Warrantless Nonconsensual Entry to Effectuate Arrest – Attenuation Doctrine
Issue (composed by On Point):
Whether Wisconsin should adopt the rule of New York v. Harris, 495 U.S. 14 (1990) – post-arrest statements following illegal entry supported by probable cause but not exigent circumstances aren’t suppressible if made away from the home.
The court of appeals’ decision does a good job of laying out the competing lines of authority. (The decision is per curiam, but is written as if designed for citability if not publication. Hard to say why the court didn’t issue a signed opinion, given its detailed analysis.) As suggested, Harris “created a bright-line rule, holding that the remedy was to exclude all physical evidence and statements obtained from inside the home, but to admit any statements obtained outside the home,” slip op., ¶13. However, Wisconsin cases, ¶¶15-17, take a different tack, and apply attenuation analysis to such circumstances. In brief, attenuation analysis permits but doesn’t require suppression; Harris rejects attenuation analysis and precludes suppression as a matter of law. The court of appeals sums up the dilemma (¶18):
¶18 Thus, application of the Harris rule would lead to the peculiar result that statements obtained after a warrantless home entry and arrest cannot be suppressed under the Brown attenuation analysis, while statements obtained following a warrantless home entry and search can. This result appears contrary to Laasch, where our supreme court indicated, “[W]e believe that the warrantless entry of a dwelling is governed by the same constitutional principles, whether the entry is made to effect a search or an arrest.” Laasch, 84 Wis. 2d at 595; see also Smith, 131 Wis. 2d at 227-28.

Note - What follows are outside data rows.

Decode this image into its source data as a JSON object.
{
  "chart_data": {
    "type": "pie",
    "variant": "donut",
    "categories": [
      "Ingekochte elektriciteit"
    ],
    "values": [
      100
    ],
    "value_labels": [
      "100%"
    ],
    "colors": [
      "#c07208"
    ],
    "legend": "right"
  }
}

The court of appeals lacks authority to overrule Wisconsin supreme court precedent, hence is compelled to follow Laasch, et al., Harris notwithstanding. The court thus grants relief under the Wisconsin line of authority, which with this grant is now very much at risk. The issue, it should be noted, has certainly been percolating in the court of appeals – only recently, the court “note(d) that when police illegally enter and illegally arrest a defendant in a home, the exclusionary rule does not necessarily bar evidence later obtained away from the home,” State v. Ultsch, 2011 WI App 17, ¶30 n. 6, citing Harris. And now it has been brought to a head.